Hi all,
I’m using STAN during my Introduction to Stats course, and I have my students operating it through CoCalc. The issue I’m running into is low memory during the compilation process. I’ve bought 1GB of memory for every student, so each student has 2 GB total (1 GB free, 1 GB purchased for the course). During model compilation, the g++ and clang compilers spike memory use to somewhere between 2-3 GB, so my students are having issues getting their assignments done.
Example code:
import numpy as np
import pandas as pd
import matplotlib.pyplot as plt
import pystan as pyst
# this is that random code from last time we have to run to make it work.
import os
#os.environ["CC"] = "clang++"
#os.environ["CXX"] = "clang++"
#os.environ['CXXFLAGS'] = "--param ggc-min-expand=0 --param ggc-min-heapsize=524288"
t_test_mod = """
data{
int<lower=1> N1;
int<lower=1> N2;
vector[N1] y1;
vector[N2] y2;
}
parameters{
real mu1;
real mu2;
real<lower=0> sd_y;
}
model{
y1 ~ student_t(N1-1, mu1, sd_y);
y2 ~ student_t(N2-1, mu2, sd_y);
}
generated quantities{
real d;
d = mu1 - mu2;
}
"""
ttest_comp = pyst.StanModel(model_code=t_test_mod)

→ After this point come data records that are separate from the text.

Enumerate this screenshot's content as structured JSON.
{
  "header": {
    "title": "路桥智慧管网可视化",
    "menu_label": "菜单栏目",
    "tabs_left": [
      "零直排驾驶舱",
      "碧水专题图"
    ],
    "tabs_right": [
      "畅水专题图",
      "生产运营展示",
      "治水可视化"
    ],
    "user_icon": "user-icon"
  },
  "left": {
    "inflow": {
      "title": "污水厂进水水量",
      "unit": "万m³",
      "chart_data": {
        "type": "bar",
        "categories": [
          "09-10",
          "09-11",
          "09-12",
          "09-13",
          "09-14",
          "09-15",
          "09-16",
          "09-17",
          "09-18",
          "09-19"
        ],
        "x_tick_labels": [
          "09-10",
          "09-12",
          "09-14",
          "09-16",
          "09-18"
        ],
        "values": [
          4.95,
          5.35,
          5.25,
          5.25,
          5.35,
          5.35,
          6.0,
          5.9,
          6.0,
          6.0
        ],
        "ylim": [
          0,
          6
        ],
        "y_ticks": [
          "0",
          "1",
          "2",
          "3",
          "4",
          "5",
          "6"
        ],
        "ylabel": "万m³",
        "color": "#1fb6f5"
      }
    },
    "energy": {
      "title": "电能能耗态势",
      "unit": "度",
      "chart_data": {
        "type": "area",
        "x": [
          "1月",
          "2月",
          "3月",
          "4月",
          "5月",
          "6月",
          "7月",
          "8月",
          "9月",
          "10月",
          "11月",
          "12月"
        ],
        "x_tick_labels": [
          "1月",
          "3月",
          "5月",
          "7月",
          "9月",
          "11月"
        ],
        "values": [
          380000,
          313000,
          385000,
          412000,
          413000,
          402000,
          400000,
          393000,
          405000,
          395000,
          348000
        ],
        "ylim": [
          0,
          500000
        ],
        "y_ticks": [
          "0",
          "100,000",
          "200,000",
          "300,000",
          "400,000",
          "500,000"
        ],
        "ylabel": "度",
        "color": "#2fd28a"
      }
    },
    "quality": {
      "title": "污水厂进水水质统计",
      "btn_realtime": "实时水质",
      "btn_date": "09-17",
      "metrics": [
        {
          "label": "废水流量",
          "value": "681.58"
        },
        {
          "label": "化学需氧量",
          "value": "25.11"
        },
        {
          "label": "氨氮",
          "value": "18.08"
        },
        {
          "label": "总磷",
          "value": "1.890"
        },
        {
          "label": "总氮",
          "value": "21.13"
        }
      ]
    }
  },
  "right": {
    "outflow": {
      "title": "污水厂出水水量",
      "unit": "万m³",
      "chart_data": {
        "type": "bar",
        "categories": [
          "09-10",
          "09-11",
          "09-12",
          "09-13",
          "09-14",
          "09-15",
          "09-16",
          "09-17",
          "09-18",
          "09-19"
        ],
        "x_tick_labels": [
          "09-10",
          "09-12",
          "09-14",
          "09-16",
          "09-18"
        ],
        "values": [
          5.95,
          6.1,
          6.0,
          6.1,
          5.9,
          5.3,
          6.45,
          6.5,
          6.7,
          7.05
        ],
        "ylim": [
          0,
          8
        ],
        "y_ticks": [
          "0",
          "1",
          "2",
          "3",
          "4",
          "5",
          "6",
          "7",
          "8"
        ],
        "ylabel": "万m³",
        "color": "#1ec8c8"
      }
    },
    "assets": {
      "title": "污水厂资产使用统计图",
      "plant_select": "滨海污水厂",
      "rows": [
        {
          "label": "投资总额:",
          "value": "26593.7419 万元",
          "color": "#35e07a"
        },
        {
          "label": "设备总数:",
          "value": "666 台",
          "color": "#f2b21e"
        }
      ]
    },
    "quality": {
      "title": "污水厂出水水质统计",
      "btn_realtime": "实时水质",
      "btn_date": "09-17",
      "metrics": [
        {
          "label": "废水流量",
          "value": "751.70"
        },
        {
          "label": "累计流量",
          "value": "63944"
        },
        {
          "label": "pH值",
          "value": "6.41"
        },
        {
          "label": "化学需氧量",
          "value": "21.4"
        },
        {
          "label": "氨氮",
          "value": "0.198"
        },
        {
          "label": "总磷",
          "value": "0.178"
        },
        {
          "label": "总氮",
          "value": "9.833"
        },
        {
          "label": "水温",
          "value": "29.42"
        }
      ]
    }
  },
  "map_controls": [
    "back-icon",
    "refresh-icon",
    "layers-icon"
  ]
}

We’ve run some tests (the CoCalc devs and I, and discovered that for this example at least, 3GB appears to be needed to avoid memory errors. Does anyone have any suggestions as to how much memory I should allocate to my students? Is 4GB enough even for somewhat more intensive hierarchical models (does the model complexity even affect g++ mem use?)? I’d appreciate some guidance here, so I can get the memory purchased asap for my students.
Thanks!
-Nate